如何调试Python内存故障? [英] How to debug Python memory fault?
问题描述
编辑2:缩小范围,注释掉代码。
编辑3:似乎lxml可能不是罪魁祸首,谢谢!完整的脚本是。可能在Python解释器或lxml库中有一个错误,而且没有额外的工具很难找到它。
当CPU使用率上升时,您可以中断在gdb下运行的脚本到100%,看堆栈跟踪。这可能有助于了解脚本中的内容。
Edit: Really appreciate help in finding bug - but since it might prove hard to find/reproduce, any general debug help would be greatly appreciated too! Help me help myself! =)
Edit 2: Narrowing it down, commenting out code.
Edit 3: Seems lxml might not be the culprit, thanks! The full script is here. I need to go over it looking for references. What do they look like?
Edit 4: Actually, the scripts stops (goes 100%) in this, the parse_og
part of it. So edit 3 is false - it must be lxml somehow.
Edit 5 MAJOR EDIT: As suggested by David Robinson and TankorSmash below, I've found a type of data
content that will send lxml.etree.HTML( data )
in a wild loop. (I carelessly disregarded it, but find my sins redeemed as I've paid a price to the tune of an extra two days of debug! ;) A working crashing script is here. (Also opened a new question.)
Edit 6: Turns out this is a bug with lxml version 2.7.8 and below (at least). Updated to lxml 2.9.0, and bug is gone. Thanks also to the fine folks over at this follow-up question.
I don't know how to debug this weird problem I'm having. The below code runs fine for about five minutes, when the RAM is suddenly completely filled up (from 200MB to 1700MB during the 100% period - then when memory is full, it goes into blue wait state).

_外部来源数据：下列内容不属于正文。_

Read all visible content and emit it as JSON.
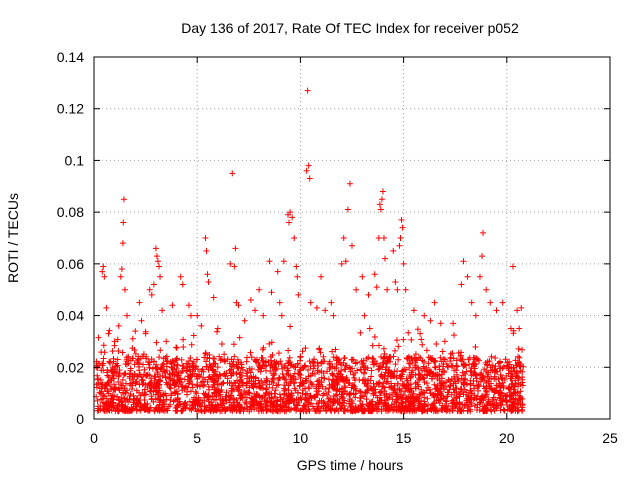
{
  "chart_data": {
    "type": "scatter",
    "title": "Day 136 of 2017, Rate Of TEC Index for receiver p052",
    "xlabel": "GPS time / hours",
    "ylabel": "ROTI / TECUs",
    "xlim": [
      0,
      25
    ],
    "ylim": [
      0,
      0.14
    ],
    "xticks": [
      "0",
      "5",
      "10",
      "15",
      "20",
      "25"
    ],
    "yticks": [
      "0",
      "0.02",
      "0.04",
      "0.06",
      "0.08",
      "0.1",
      "0.12",
      "0.14"
    ],
    "grid": true,
    "marker": "plus",
    "color": "#ff0000",
    "series": [
      {
        "points": [
          [
            0.4,
            0.057
          ],
          [
            0.45,
            0.059
          ],
          [
            0.5,
            0.055
          ],
          [
            0.6,
            0.043
          ],
          [
            0.7,
            0.033
          ],
          [
            1.0,
            0.03
          ],
          [
            1.2,
            0.036
          ],
          [
            1.3,
            0.055
          ],
          [
            1.35,
            0.058
          ],
          [
            1.4,
            0.068
          ],
          [
            1.42,
            0.076
          ],
          [
            1.45,
            0.085
          ],
          [
            1.5,
            0.05
          ],
          [
            1.6,
            0.04
          ],
          [
            2.0,
            0.034
          ],
          [
            2.2,
            0.045
          ],
          [
            2.3,
            0.038
          ],
          [
            2.5,
            0.033
          ],
          [
            2.7,
            0.05
          ],
          [
            2.8,
            0.048
          ],
          [
            2.9,
            0.052
          ],
          [
            3.0,
            0.066
          ],
          [
            3.05,
            0.063
          ],
          [
            3.1,
            0.061
          ],
          [
            3.15,
            0.059
          ],
          [
            3.2,
            0.055
          ],
          [
            3.3,
            0.042
          ],
          [
            3.5,
            0.03
          ],
          [
            3.8,
            0.044
          ],
          [
            4.2,
            0.055
          ],
          [
            4.3,
            0.052
          ],
          [
            4.6,
            0.044
          ],
          [
            4.7,
            0.04
          ],
          [
            5.0,
            0.04
          ],
          [
            5.2,
            0.036
          ],
          [
            5.4,
            0.07
          ],
          [
            5.45,
            0.065
          ],
          [
            5.5,
            0.056
          ],
          [
            5.55,
            0.053
          ],
          [
            5.8,
            0.047
          ],
          [
            6.0,
            0.035
          ],
          [
            6.2,
            0.029
          ],
          [
            6.6,
            0.06
          ],
          [
            6.7,
            0.095
          ],
          [
            6.8,
            0.059
          ],
          [
            6.85,
            0.066
          ],
          [
            6.9,
            0.045
          ],
          [
            7.0,
            0.044
          ],
          [
            7.3,
            0.038
          ],
          [
            7.6,
            0.046
          ],
          [
            7.8,
            0.042
          ],
          [
            8.0,
            0.05
          ],
          [
            8.2,
            0.04
          ],
          [
            8.5,
            0.061
          ],
          [
            8.6,
            0.049
          ],
          [
            8.9,
            0.057
          ],
          [
            9.0,
            0.045
          ],
          [
            9.1,
            0.04
          ],
          [
            9.2,
            0.061
          ],
          [
            9.4,
            0.079
          ],
          [
            9.45,
            0.076
          ],
          [
            9.5,
            0.08
          ],
          [
            9.6,
            0.078
          ],
          [
            9.7,
            0.07
          ],
          [
            9.8,
            0.059
          ],
          [
            9.85,
            0.055
          ],
          [
            9.9,
            0.048
          ],
          [
            10.3,
            0.096
          ],
          [
            10.35,
            0.127
          ],
          [
            10.4,
            0.098
          ],
          [
            10.45,
            0.093
          ],
          [
            10.5,
            0.045
          ],
          [
            10.8,
            0.043
          ],
          [
            11.0,
            0.055
          ],
          [
            11.2,
            0.042
          ],
          [
            11.5,
            0.045
          ],
          [
            11.6,
            0.04
          ],
          [
            12.0,
            0.06
          ],
          [
            12.1,
            0.07
          ],
          [
            12.2,
            0.061
          ],
          [
            12.3,
            0.081
          ],
          [
            12.4,
            0.091
          ],
          [
            12.5,
            0.067
          ],
          [
            12.7,
            0.05
          ],
          [
            13.0,
            0.055
          ],
          [
            13.1,
            0.04
          ],
          [
            13.3,
            0.048
          ],
          [
            13.6,
            0.056
          ],
          [
            13.7,
            0.051
          ],
          [
            13.8,
            0.07
          ],
          [
            13.85,
            0.083
          ],
          [
            13.9,
            0.081
          ],
          [
            13.95,
            0.085
          ],
          [
            14.0,
            0.088
          ],
          [
            14.05,
            0.07
          ],
          [
            14.1,
            0.062
          ],
          [
            14.2,
            0.05
          ],
          [
            14.5,
            0.065
          ],
          [
            14.6,
            0.053
          ],
          [
            14.7,
            0.05
          ],
          [
            14.8,
            0.067
          ],
          [
            14.85,
            0.07
          ],
          [
            14.9,
            0.077
          ],
          [
            14.95,
            0.074
          ],
          [
            15.0,
            0.06
          ],
          [
            15.1,
            0.05
          ],
          [
            15.5,
            0.042
          ],
          [
            15.8,
            0.033
          ],
          [
            16.0,
            0.04
          ],
          [
            16.3,
            0.038
          ],
          [
            16.5,
            0.045
          ],
          [
            16.8,
            0.037
          ],
          [
            17.0,
            0.03
          ],
          [
            17.4,
            0.037
          ],
          [
            17.8,
            0.052
          ],
          [
            17.9,
            0.061
          ],
          [
            18.1,
            0.055
          ],
          [
            18.3,
            0.045
          ],
          [
            18.5,
            0.04
          ],
          [
            18.7,
            0.055
          ],
          [
            18.8,
            0.063
          ],
          [
            18.85,
            0.072
          ],
          [
            19.0,
            0.05
          ],
          [
            19.2,
            0.045
          ],
          [
            19.5,
            0.042
          ],
          [
            19.8,
            0.045
          ],
          [
            20.2,
            0.035
          ],
          [
            20.3,
            0.059
          ],
          [
            20.5,
            0.042
          ],
          [
            20.6,
            0.035
          ],
          [
            20.7,
            0.043
          ]
        ]
      }
    ],
    "dense_band": {
      "x_range": [
        0.1,
        20.8
      ],
      "y_min": 0.003,
      "y_typical_max": 0.02,
      "note_points_visible": true
    }
  }
}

It's due to the code below, specifically the first two lines. That's for sure. But what is going on? What could possibly explain this behaviour?
def parse_og(self, data):
""" lxml parsing to the bone! """
try:
tree = etree.HTML( data ) # << break occurs on this line >>
m = tree.xpath("//meta[@property]")
#for i in m:
# y = i.attrib['property']
# x = i.attrib['content']
# # self.rj[y] = x # commented out in this example because code fails anyway
tree = ''
m = ''
x = ''
y = ''
i = ''
del tree
del m
del x
del y
del i
except Exception:
print 'lxml error: ', sys.exc_info()[1:3]
print len(data)
pass
You can try Low-level Python debugging with GDB. Probably there is a bug in Python interpreter or in lxml library and it is hard to find it without extra tools.
You can interrupt your script running under gdb when CPU usage goes to 100% and look at stack trace. It will probably help to understand what's going on inside script.
这篇关于如何调试Python内存故障?的文章就介绍到这了,希望我们推荐的答案对大家有所帮助,也希望大家多多支持IT屋!